Eine derart tiefe Rezession bedeutet hohe Sozialkosten und Steuerausfälle, die noch zu der weiter steigenden Zinslast hinzukommen. Immer stärker muss gespart werden, um das Haushaltsdefizit ein wenig zu verringern. Das frisst immer stärker an der Substanz und manche sprechen deshalb auch schon von Depression. Die Kritik an diesem absurden Sparkurs wird deshalb immer stärker. Gerade hatte der Wirtschaftsnobelpreisträger Joseph Stiglitz prognostiziert, dass die allgemeine Sparpolitik neben Europa auch den USA die Stagnation bescheren wird. Er hat auch auf den Punkt gebracht, dass sich hinter der Nothilfe für Griechenland, Irland und Portugal nur eine neue Bankenrettung verbirgt.
Mit immer schärferen Sparmaßnahmen wird man die Lage in Griechenland nur verschlimmern. Finanzexperten wollen deshalb nun ihre Schrumpfungsprognosen für Griechenland nach unten korrigieren. Bislang wurde allseits davon ausgegangen, dass die Wirtschaft im laufenden Jahr weitere 3% schrumpfen werde. Doch das für die neuen Finanzhilfen angekündigte Sparpaket werde Griechenland 2011 weitere "1,4 Prozentpunkte Wirtschaftswachstum kosten", rechnete James Nixon, Ökonom bei der Société Générale (SG) in London vor. Damit würde die Wirtschaftsleistung ähnlich stark wie im Katastrophenjahr 2010 einbrechen.
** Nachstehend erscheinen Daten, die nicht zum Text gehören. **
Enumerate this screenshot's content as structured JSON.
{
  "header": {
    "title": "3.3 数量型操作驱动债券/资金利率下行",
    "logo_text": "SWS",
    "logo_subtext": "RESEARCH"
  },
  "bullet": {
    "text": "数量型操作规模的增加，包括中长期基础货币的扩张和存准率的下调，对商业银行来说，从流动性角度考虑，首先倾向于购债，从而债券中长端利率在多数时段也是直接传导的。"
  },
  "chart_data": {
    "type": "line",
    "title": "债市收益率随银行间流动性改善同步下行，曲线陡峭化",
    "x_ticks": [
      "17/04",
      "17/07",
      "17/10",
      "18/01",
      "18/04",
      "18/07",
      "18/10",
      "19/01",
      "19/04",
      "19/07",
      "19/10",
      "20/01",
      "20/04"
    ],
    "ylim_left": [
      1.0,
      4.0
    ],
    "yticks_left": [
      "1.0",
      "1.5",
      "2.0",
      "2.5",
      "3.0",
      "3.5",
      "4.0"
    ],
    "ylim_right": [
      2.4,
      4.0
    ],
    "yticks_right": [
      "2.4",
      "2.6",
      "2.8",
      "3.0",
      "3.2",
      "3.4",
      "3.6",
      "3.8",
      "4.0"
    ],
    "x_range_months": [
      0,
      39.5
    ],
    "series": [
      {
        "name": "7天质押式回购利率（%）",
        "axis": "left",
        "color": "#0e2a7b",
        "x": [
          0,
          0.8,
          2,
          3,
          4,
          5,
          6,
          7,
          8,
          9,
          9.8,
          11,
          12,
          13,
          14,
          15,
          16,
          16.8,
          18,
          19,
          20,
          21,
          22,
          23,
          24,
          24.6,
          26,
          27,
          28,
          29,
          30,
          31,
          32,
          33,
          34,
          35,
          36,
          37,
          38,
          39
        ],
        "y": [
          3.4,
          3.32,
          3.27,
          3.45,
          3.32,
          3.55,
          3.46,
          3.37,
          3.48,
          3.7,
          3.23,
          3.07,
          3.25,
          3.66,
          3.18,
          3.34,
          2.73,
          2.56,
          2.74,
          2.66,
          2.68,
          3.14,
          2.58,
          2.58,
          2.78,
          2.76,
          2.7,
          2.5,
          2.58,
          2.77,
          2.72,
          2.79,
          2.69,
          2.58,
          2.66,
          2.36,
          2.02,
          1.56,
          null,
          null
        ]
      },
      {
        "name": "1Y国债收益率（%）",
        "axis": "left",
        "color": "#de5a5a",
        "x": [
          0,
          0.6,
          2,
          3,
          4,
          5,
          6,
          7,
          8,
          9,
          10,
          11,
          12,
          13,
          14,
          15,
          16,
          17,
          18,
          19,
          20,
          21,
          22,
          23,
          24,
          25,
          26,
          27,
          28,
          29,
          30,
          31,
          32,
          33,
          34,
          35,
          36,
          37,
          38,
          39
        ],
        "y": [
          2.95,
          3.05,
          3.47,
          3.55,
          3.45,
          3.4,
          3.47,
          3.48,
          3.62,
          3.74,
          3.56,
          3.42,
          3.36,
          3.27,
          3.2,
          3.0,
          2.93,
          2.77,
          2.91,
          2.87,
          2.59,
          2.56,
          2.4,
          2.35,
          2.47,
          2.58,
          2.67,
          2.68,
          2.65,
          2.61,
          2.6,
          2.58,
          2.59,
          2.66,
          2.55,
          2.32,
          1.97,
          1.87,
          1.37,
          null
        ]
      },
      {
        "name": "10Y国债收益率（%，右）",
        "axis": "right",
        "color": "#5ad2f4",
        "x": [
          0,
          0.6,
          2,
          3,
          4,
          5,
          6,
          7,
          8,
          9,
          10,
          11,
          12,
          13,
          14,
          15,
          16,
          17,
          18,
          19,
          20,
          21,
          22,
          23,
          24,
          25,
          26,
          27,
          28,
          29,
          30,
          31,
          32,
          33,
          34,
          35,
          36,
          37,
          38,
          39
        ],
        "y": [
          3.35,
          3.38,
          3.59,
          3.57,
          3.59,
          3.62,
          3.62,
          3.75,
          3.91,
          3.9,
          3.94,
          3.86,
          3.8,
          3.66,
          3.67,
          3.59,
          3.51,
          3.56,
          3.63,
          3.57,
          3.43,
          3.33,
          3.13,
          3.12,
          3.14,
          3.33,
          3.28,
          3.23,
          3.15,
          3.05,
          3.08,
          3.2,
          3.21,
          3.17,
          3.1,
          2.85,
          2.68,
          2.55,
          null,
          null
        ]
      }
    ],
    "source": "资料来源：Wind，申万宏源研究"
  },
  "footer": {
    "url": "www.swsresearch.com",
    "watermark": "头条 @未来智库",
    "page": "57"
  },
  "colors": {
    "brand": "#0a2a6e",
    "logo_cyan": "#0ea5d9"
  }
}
Weil auch andere Finanzexperten den Crash-Kurs mit Sorge sehen, resümiert die Financial Times Deutschland: "Mit der Ankündigung der zusätzlichen Einsparungen wird deutlich, dass der Internationale Währungsfonds, die Europäische Zentralbank und die EU-Kommission nicht die Lehren aus dem heftigen Austeritätsprogramm im vergangenen Jahr gezogen haben."
So könnte es eine Warnung sein, dass neben Griechenland auch Portugal und sogar Dänemark wieder zurück in der Rezession sind. Bei Irland darf man es ebenso vermuten, um von der drittgrößten Einzelökonomie Japan nicht zu sprechen. Italien und Spanien sind schon auf dem Weg dahin und Spanien wird man mit dem Austeritätskurs nicht nur in die Rezession sondern auch noch unter den Rettungsschirm sparen. Man fragt sich angesichts der miesen Konjunkturdaten aus den USA auch, wem der Exportweltmeister Deutschland bald seine Waren verkaufen will.